По дороге в библиотеку я остановилась у того самого ряда шкафчиков. От воспоминания о том, как они сменили цвет на коричневый, как только Рахул споткнулся о свои ноги, по моей шее растеклось тепло. Однако здесь для меня имелось кое-что поважнее – записки.
Я окинула взглядом коридор, прежде чем снова опуститься на четвереньки, и заглянула под шкафчики. На этот раз я приготовила брелок с ключами, зажгла висевший на нем крошечный фонарик и посветила им, водя лучом. От света несколько комочков на многочисленных лапках рванули в разные стороны. Они перебегали по монетам, клубкам пыли и кускам жвачки. Даже не знаю, что я хотела здесь найти. Еще записки? Письменное признание? Когда я водила фонариком туда-сюда, стало заметно следующее за лучом движение. Сначала я решила, что это всего лишь предприимчивый паучок. А потом…
Медленно, насколько это было возможно, я вела луч слева направо. Буквы, как только на них падал свет, излучали флуоресцентное сияние, а через пару секунд гасли. Они были написаны на стене позади шкафчиков, рядом с тем местом, где мой телефон встретился с кипой спрятанных любовных записок. Я прочитала буквы несколько раз, убедившись, что правильно уловила смысл.
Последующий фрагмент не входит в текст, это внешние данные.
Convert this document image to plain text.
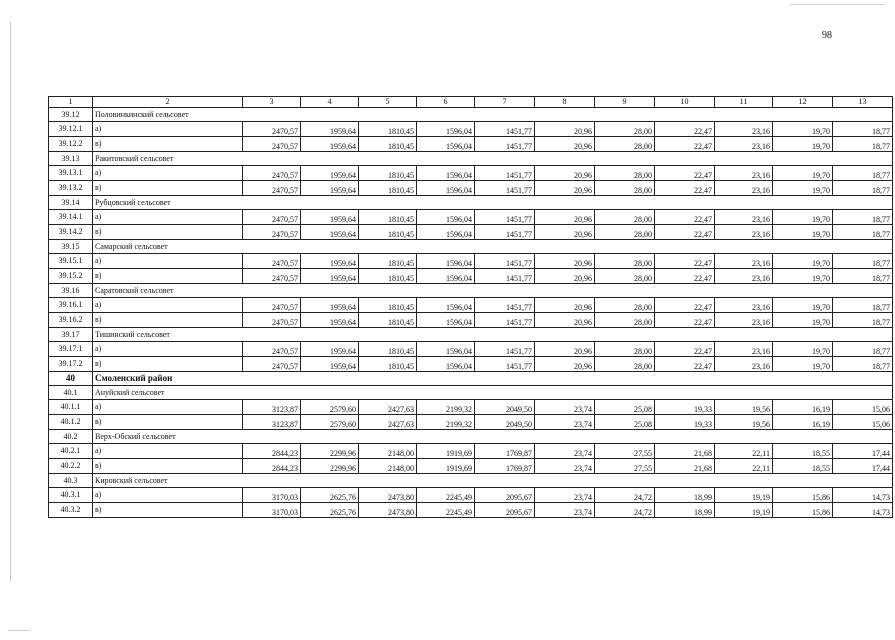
98
1	2	3	4	5	6	7	8	9	10	11	12	13
39.12	Половинкинский сельсовет											
39.12.1	а)	2470,57	1959,64	1810,45	1596,04	1451,77	20,96	28,00	22,47	23,16	19,70	18,77
39.12.2	в)	2470,57	1959,64	1810,45	1596,04	1451,77	20,96	28,00	22,47	23,16	19,70	18,77
39.13	Ракитовский сельсовет											
39.13.1	а)	2470,57	1959,64	1810,45	1596,04	1451,77	20,96	28,00	22,47	23,16	19,70	18,77
39.13.2	в)	2470,57	1959,64	1810,45	1596,04	1451,77	20,96	28,00	22,47	23,16	19,70	18,77
39.14	Рубцовский сельсовет											
39.14.1	а)	2470,57	1959,64	1810,45	1596,04	1451,77	20,96	28,00	22,47	23,16	19,70	18,77
39.14.2	в)	2470,57	1959,64	1810,45	1596,04	1451,77	20,96	28,00	22,47	23,16	19,70	18,77
39.15	Самарский сельсовет											
39.15.1	а)	2470,57	1959,64	1810,45	1596,04	1451,77	20,96	28,00	22,47	23,16	19,70	18,77
39.15.2	в)	2470,57	1959,64	1810,45	1596,04	1451,77	20,96	28,00	22,47	23,16	19,70	18,77
39.16	Саратовский сельсовет											
39.16.1	а)	2470,57	1959,64	1810,45	1596,04	1451,77	20,96	28,00	22,47	23,16	19,70	18,77
39.16.2	в)	2470,57	1959,64	1810,45	1596,04	1451,77	20,96	28,00	22,47	23,16	19,70	18,77
39.17	Тишинский сельсовет											
39.17.1	а)	2470,57	1959,64	1810,45	1596,04	1451,77	20,96	28,00	22,47	23,16	19,70	18,77
39.17.2	в)	2470,57	1959,64	1810,45	1596,04	1451,77	20,96	28,00	22,47	23,16	19,70	18,77
40	Смоленский район											
40.1	Ануйский сельсовет											
40.1.1	а)	3123,87	2579,60	2427,63	2199,32	2049,50	23,74	25,08	19,33	19,56	16,19	15,06
40.1.2	в)	3123,87	2579,60	2427,63	2199,32	2049,50	23,74	25,08	19,33	19,56	16,19	15,06
40.2	Верх-Обский сельсовет											
40.2.1	а)	2844,23	2299,96	2148,00	1919,69	1769,87	23,74	27,55	21,68	22,11	18,55	17,44
40.2.2	в)	2844,23	2299,96	2148,00	1919,69	1769,87	23,74	27,55	21,68	22,11	18,55	17,44
40.3	Кировский сельсовет											
40.3.1	а)	3170,03	2625,76	2473,80	2245,49	2095,67	23,74	24,72	18,99	19,19	15,86	14,73
40.3.2	в)	3170,03	2625,76	2473,80	2245,49	2095,67	23,74	24,72	18,99	19,19	15,86	14,73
Затем вошла в библиотеку, обустроила свое рабочее место и приготовилась допрашивать сотрудников Осторна. Все это время я прокручивала слова в своей голове.
«В истинном золоте блеска нет».
Эта фраза была из разряда тех, что покажется подростку суперумной, вызовет желание вытатуировать ее на себе. Видимо, она была для него достаточно важна, раз он создал специальное заклинание, чтобы написать ее рядом с любовными посланиями, при этом пошел на такие трудности: спрятал за шкафчиками, где полно пауков и жвачки.
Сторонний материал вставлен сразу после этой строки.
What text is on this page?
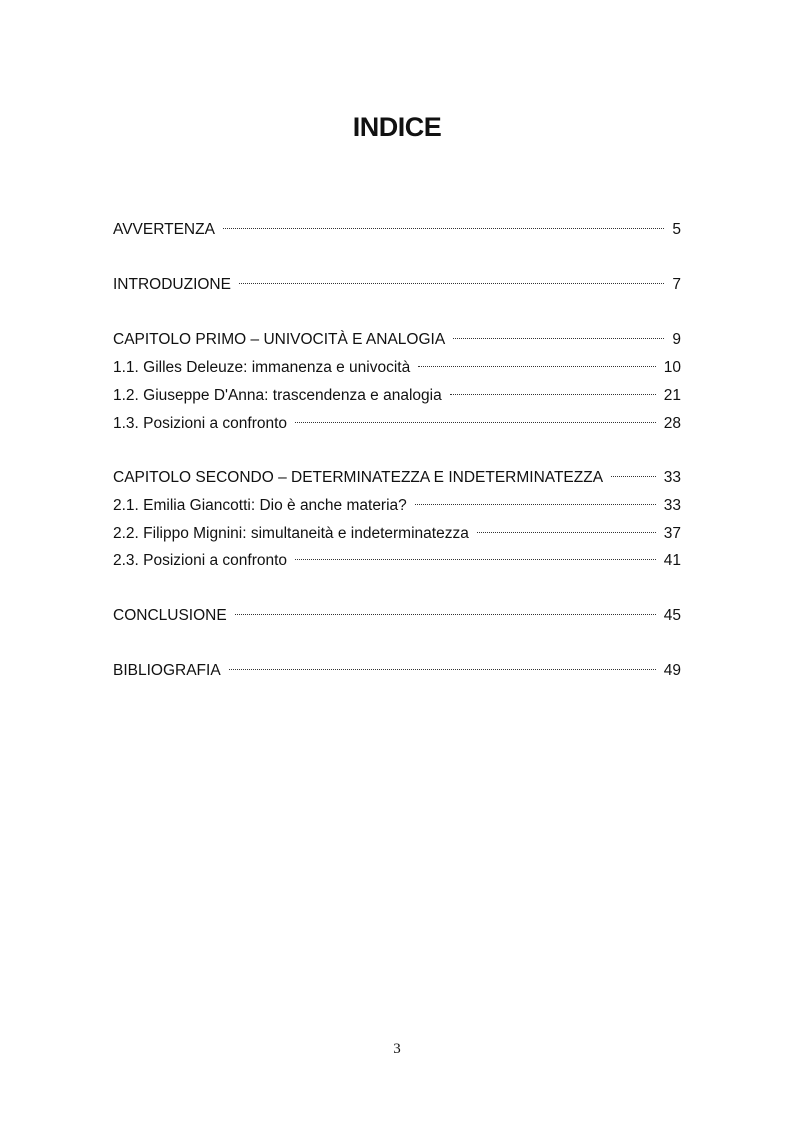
INDICE
AVVERTENZA	5
INTRODUZIONE	7
CAPITOLO PRIMO – UNIVOCITÀ E ANALOGIA	9
1.1. Gilles Deleuze: immanenza e univocità	10
1.2. Giuseppe D'Anna: trascendenza e analogia	21
1.3. Posizioni a confronto	28
CAPITOLO SECONDO – DETERMINATEZZA E INDETERMINATEZZA	33
2.1. Emilia Giancotti: Dio è anche materia?	33
2.2. Filippo Mignini: simultaneità e indeterminatezza	37
2.3. Posizioni a confronto	41
CONCLUSIONE	45
BIBLIOGRAFIA	49
3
Мне вновь пришлось подавить в себе раздражение из-за того, на какую банальщину эти детишки тратили свою магию. Я сделала это потому, что страдала недальновидностью. Ведь для этого подростка оно не было банальностью. И стоило всех усилий.
Мой отправитель был из числа любителей хороших тайн.
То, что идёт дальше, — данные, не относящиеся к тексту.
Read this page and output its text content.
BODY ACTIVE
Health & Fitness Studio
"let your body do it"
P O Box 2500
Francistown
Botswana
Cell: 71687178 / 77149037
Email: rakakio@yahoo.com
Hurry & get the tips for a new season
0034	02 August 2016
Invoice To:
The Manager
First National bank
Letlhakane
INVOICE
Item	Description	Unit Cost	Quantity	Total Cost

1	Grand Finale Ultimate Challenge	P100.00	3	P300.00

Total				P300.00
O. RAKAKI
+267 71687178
Когда я выпрямилась, пискнул телефон. Пришло мультимедийное сообщение с неизвестного номера. Меня мгновенно накрыло волной адреналина: еще одно напыщенное предупреждение от моего рассыльного?
Но как только я открыла послание, в моей груди невольно поднялся смех. Это было селфи от Рахула: он держал пустую коробку из-под пиццы и старательно надувал губы. Текст сообщения гласил: «Хотел пообедать остатками от вчерашнего ужина, а мой сосед по комнате все съел».
При мысли о том, что он сделал эту фотографию дома и берег ее все утро, чтобы потом прислать мне, я рассмеялась. Свой ответ я сочиняла неприлично долго, прежде чем написать следующее: «Видимо, теперь вам придется готовить?»
Сообщение от него пришло мгновенно. «На самом деле, я думал куда-нибудь сходить… но место, куда я хотел, резервирует столики только на двоих». С моих губ сорвался смешок, и это сильно меня удивило. Я не могла вспомнить, когда в последний раз хихикала над чем-то. Но мне было легко притворяться человеком, испытывающим океанскую нежность к этому месту.
Я как раз пыталась придумать какой-нибудь остроумный, игривый ответ, когда последовало продолжение: «Вопрос не по теме: может быть, вы случайно свободны сегодня вечером, около половины восьмого? Для чего-нибудь?» Через несколько секунд: «Например, для свидания?»
Я села в библиотеке и перечитала нашу переписку. Прежде чем писать ему, подождала, пока щеки перестанут пылать. Я раздумывала над хорошим ответом – он покажет меня такой же умной, очаровательной девушкой, как и в его представлении, – но не придумала ничего лучше, чем ответить: «Да».